Environment:Mlc ai Mlc llm Metal macOS iOS Environment
| Knowledge Sources | |
|---|---|
| Domains | Infrastructure, Mobile, GPU_Acceleration |
| Last Updated | 2026-02-09 19:00 GMT |
Overview
Apple Metal GPU environment for macOS desktop and iOS on-device LLM inference, using Xcode toolchain for compilation and static library linking.
Description
This environment enables LLM inference on Apple Silicon (M1/M2/M3/M4) and iOS devices via the Metal GPU backend. For macOS, models are compiled to `.dylib` shared libraries. For iOS, models are compiled to `.tar` static archives that are linked into Xcode projects via the MLCSwift framework. The Metal backend has a thread warp size of 1 and max shared memory of 32KB per block, which affects kernel scheduling. The environment uses TIR-based PagedKVCache (FlashInfer is not available on Metal).
Usage
Use this environment when deploying LLM models to macOS desktops or iOS devices (iPhone/iPad). It is required for the Mobile Deployment workflow and for running MLCEngine on Apple platforms.
System Requirements
| Category | Requirement | Notes |
|---|---|---|
| OS | macOS 13+ (Ventura) / iOS 16+ | Apple Silicon (M1+) recommended for macOS |
| Hardware | Apple GPU (Metal-capable) | M1/M2/M3/M4 for macOS; A14+ for iOS |
| Toolchain | Xcode 14+ | Required for iOS builds and Metal shader compilation |
| Disk | 5GB+ | For model weights and compiled libraries |
Dependencies
System Packages
- `xcode` (Apple Xcode with Metal SDK)
- `cmake` < 4.0
- `git`
iOS Build Dependencies
- MLCSwift framework (included in repository at `ios/MLCSwift/`)
- `prepare_libs.sh` script (builds static libraries for device or simulator)
Python Packages
- `apache-tvm-ffi` (TVM FFI bindings)
- `torch` (for weight conversion)
- `transformers`
- `safetensors`
Credentials
No special credentials required. Apple Developer account needed for iOS device deployment.
Quick Install
# For macOS compilation
pip install mlc-llm
# For iOS: build static libraries
cd ios && ./prepare_libs.sh
# For iOS simulator target
cd ios && ./prepare_libs.sh --simulator
Code Evidence
Metal target preset from `auto_target.py:394-407`:
"iphone:generic": {
"target": {
"kind": "metal",
"max_threads_per_block": 256,
"max_shared_memory_per_block": 32768,
"thread_warp_size": 1,
"libs": ["iphoneos"],
"host": {
"kind": "llvm",
"mtriple": "arm64-apple-darwin",
},
},
"build": _build_iphone,
},
Metal KV cache capacity limit from `config.cc:746-751`:
if (device.device_type == DLDeviceType::kDLMetal) {
// NOTE: Metal runtime has severe performance issues with large buffers.
// To work around the issue, we limit the KV cache capacity to 32768.

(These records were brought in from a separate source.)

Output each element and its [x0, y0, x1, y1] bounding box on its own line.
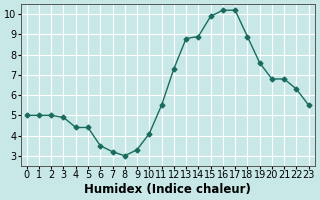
- X-axis label: Humidex (Indice chaleur): Humidex (Indice chaleur): [84, 183, 251, 196]
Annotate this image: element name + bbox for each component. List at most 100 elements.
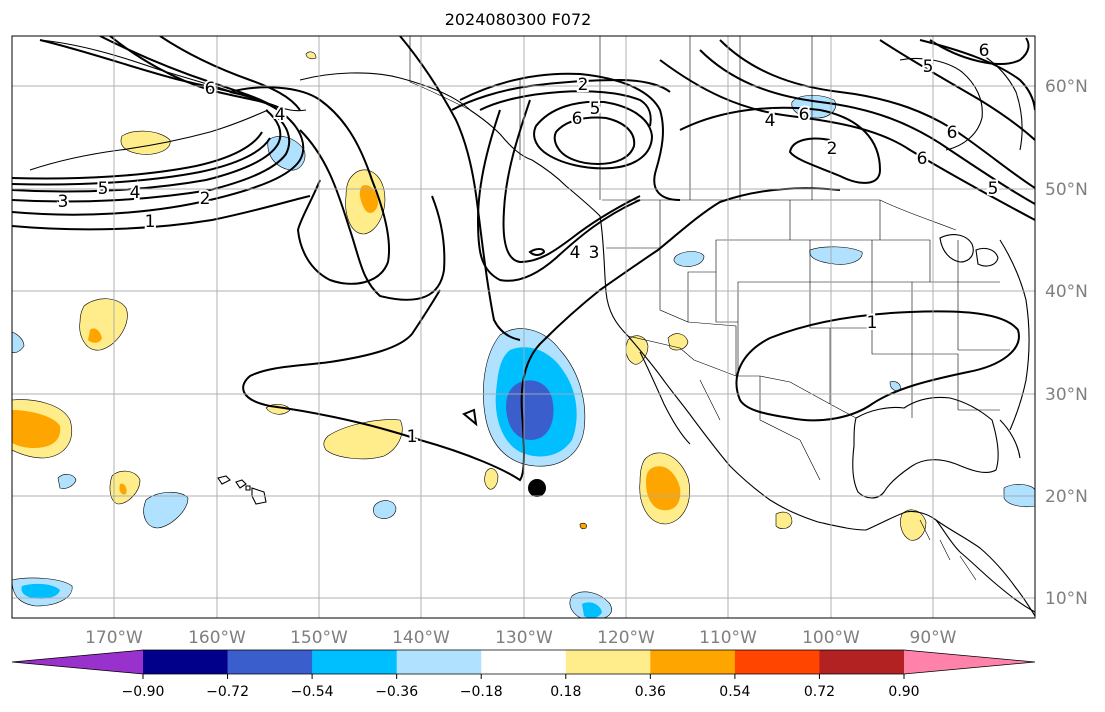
lat-label: 60°N xyxy=(1045,77,1088,97)
contour-6-left-b xyxy=(99,36,277,109)
lon-label: 130°W xyxy=(495,628,553,648)
contour-label: 6 xyxy=(979,41,990,61)
colorbar-tick-label: −0.36 xyxy=(375,684,418,700)
coastline-central-america xyxy=(935,519,1035,617)
lon-label: 150°W xyxy=(290,628,348,648)
colorbar-tick-label: 0.36 xyxy=(635,684,666,700)
contour-label: 2 xyxy=(200,189,211,209)
contour-trough-2 xyxy=(476,109,641,282)
contour-1-pacific xyxy=(299,129,446,301)
contour-center-4 xyxy=(479,90,652,127)
anomaly-blob-south-1-mid xyxy=(21,583,60,599)
contour-1-south xyxy=(419,187,841,482)
island-hawaii-3 xyxy=(251,487,267,505)
anomaly-blob-nevada xyxy=(673,251,705,267)
contour-2-left xyxy=(12,113,291,203)
colorbar-extend-low xyxy=(12,650,143,674)
coastline-florida xyxy=(999,419,1021,459)
contour-label: 6 xyxy=(917,149,928,169)
coastline-north-america-west xyxy=(299,72,1035,613)
contour-east-ring xyxy=(929,37,1030,65)
contour-label-group: 6 5 4 3 2 1 2 5 6 4 3 4 6 5 6 2 1 1 6 4 … xyxy=(56,39,1001,449)
contour-label: 3 xyxy=(58,192,69,212)
anomaly-blob-arizona xyxy=(667,333,689,351)
anomaly-blob-west-edge-core xyxy=(12,410,61,448)
lon-label: 160°W xyxy=(188,628,246,648)
colorbar-segment xyxy=(819,650,905,674)
contour-label: 6 xyxy=(205,79,216,99)
coastline-hudson xyxy=(899,57,983,151)
contour-east-4 xyxy=(659,59,1035,221)
colorbar-segment xyxy=(312,650,398,674)
anomaly-blob-small-4 xyxy=(305,51,317,60)
coastline-aleutians xyxy=(29,109,269,171)
contour-label: 5 xyxy=(590,99,601,119)
colorbar-tick-label: 0.90 xyxy=(888,684,919,700)
gridlines xyxy=(12,36,1035,618)
lat-label: 20°N xyxy=(1045,487,1088,507)
contour-6-loop xyxy=(553,116,636,166)
contour-label: 4 xyxy=(275,105,286,125)
lat-label: 50°N xyxy=(1045,180,1088,200)
contour-label: 5 xyxy=(923,57,934,77)
colorbar-segment xyxy=(143,650,229,674)
island-hawaii-1 xyxy=(217,475,231,485)
colorbar-segment xyxy=(650,650,736,674)
lat-label: 30°N xyxy=(1045,385,1088,405)
contour-ridge-north xyxy=(459,72,681,201)
lon-label: 90°W xyxy=(910,628,957,648)
colorbar-tick-label: 0.18 xyxy=(550,684,581,700)
coastline-baja xyxy=(639,351,691,445)
anomaly-blob-yucatan xyxy=(900,509,927,541)
lon-label: 110°W xyxy=(699,628,757,648)
colorbar-tick-label: −0.18 xyxy=(460,684,503,700)
contour-label: 4 xyxy=(765,111,776,131)
contour-label: 3 xyxy=(589,243,600,263)
lon-label: 120°W xyxy=(597,628,655,648)
contour-small-loop xyxy=(528,248,546,256)
border-states-east xyxy=(880,239,1010,411)
contour-label: 2 xyxy=(578,75,589,95)
colorbar-segment xyxy=(481,650,567,674)
coastline-great-lakes xyxy=(939,234,999,267)
contour-label: 1 xyxy=(867,313,878,333)
border-us-canada xyxy=(602,199,957,231)
colorbar-tick-label: 0.72 xyxy=(804,684,835,700)
border-central-america xyxy=(919,519,977,581)
contour-east-5 xyxy=(699,49,1035,205)
contour-label: 1 xyxy=(145,212,156,232)
lat-label: 40°N xyxy=(1045,282,1088,302)
contour-east-6b xyxy=(879,39,1035,141)
contour-label: 2 xyxy=(827,139,838,159)
border-us-mexico xyxy=(627,335,857,419)
anomaly-blob-south-2-mid xyxy=(582,602,602,618)
contour-label: 6 xyxy=(572,109,583,129)
lon-label: 140°W xyxy=(392,628,450,648)
coastline-alaska-south xyxy=(39,39,307,112)
contour-1-main xyxy=(12,86,391,285)
contour-6-left xyxy=(39,39,269,105)
island-hawaii-4 xyxy=(245,485,251,491)
storm-position-marker xyxy=(528,479,546,497)
contour-1-pacific-b xyxy=(242,289,441,441)
contour-trough-3 xyxy=(502,99,641,264)
colorbar-tick-label: −0.90 xyxy=(122,684,165,700)
colorbar-segment xyxy=(227,650,313,674)
coastlines xyxy=(29,39,1035,617)
colorbar-segment xyxy=(734,650,820,674)
contour-label: 5 xyxy=(988,179,999,199)
colorbar-segment xyxy=(396,650,482,674)
contour-label: 1 xyxy=(407,427,418,447)
contour-east-6a xyxy=(719,39,1035,189)
contour-lines xyxy=(12,36,1035,482)
contour-center-2 xyxy=(451,78,671,111)
anomaly-blob-small-5 xyxy=(579,522,587,530)
latitude-labels: 60°N 50°N 40°N 30°N 20°N 10°N xyxy=(1045,77,1088,609)
anomaly-blob-mexico-pacific-core xyxy=(646,466,681,511)
longitude-labels: 170°W 160°W 150°W 140°W 130°W 120°W 110°… xyxy=(85,628,957,648)
contour-5-left xyxy=(12,131,263,180)
plot-title: 2024080300 F072 xyxy=(444,10,592,29)
contour-label: 5 xyxy=(98,179,109,199)
map-frame xyxy=(11,35,1036,619)
colorbar: −0.90 −0.72 −0.54 −0.36 −0.18 0.18 0.36 0.54 0.7… xyxy=(11,649,1036,700)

model_max_total_sequence_length =
std::min(model_max_total_sequence_length, static_cast<int64_t>(32768));
}
iOS build function from `auto_target.py:161-182`:
def _build_iphone():
@register_global_func("tvm_callback_metal_compile", override=True)
def compile_metal(src, target):
if target.libs:
return xcode.compile_metal(src, sdk=target.libs[0])
return xcode.compile_metal(src)
def build(mod, args, pipeline=None):
output = args.output
mod = _add_system_lib_prefix(mod, args.system_lib_prefix, is_system_lib=True)
assert output.suffix == ".tar"
relax.build(mod, target=args.target, relax_pipeline=pipeline,
system_lib=True).export_library(str(output), fcompile=tar.tar)
return build
Common Errors
| Error Message | Cause | Solution |
|---|---|---|
| Metal shader compilation failure | Xcode SDK mismatch | Ensure Xcode Command Line Tools are installed: `xcode-select --install` |
| KV cache limited to 32768 tokens | Metal large buffer performance workaround | This is intentional; use CUDA for larger context windows |
| `--system-lib-prefix is not specified` | Missing prefix for static library build | Pass `--system-lib-prefix` flag or let auto-detection handle it |
Compatibility Notes
- KV Cache Limit: Metal runtime has severe performance issues with large buffers. MLC-LLM automatically caps KV cache capacity at 32768 tokens on Metal devices.
- FlashInfer: Not available on Metal. The TIR-based PagedKVCache is used instead.
- Thread Warp Size: Metal uses warp size of 1 (vs CUDA's 32), affecting kernel scheduling.
- Optimization Flags: cuBLAS, CUTLASS, CUDA graphs, and FlashInfer are all disabled on Metal. Only TIR-based kernels are used.
- iOS Simulator: Use `prepare_libs.sh --simulator` for x86_64 simulator builds.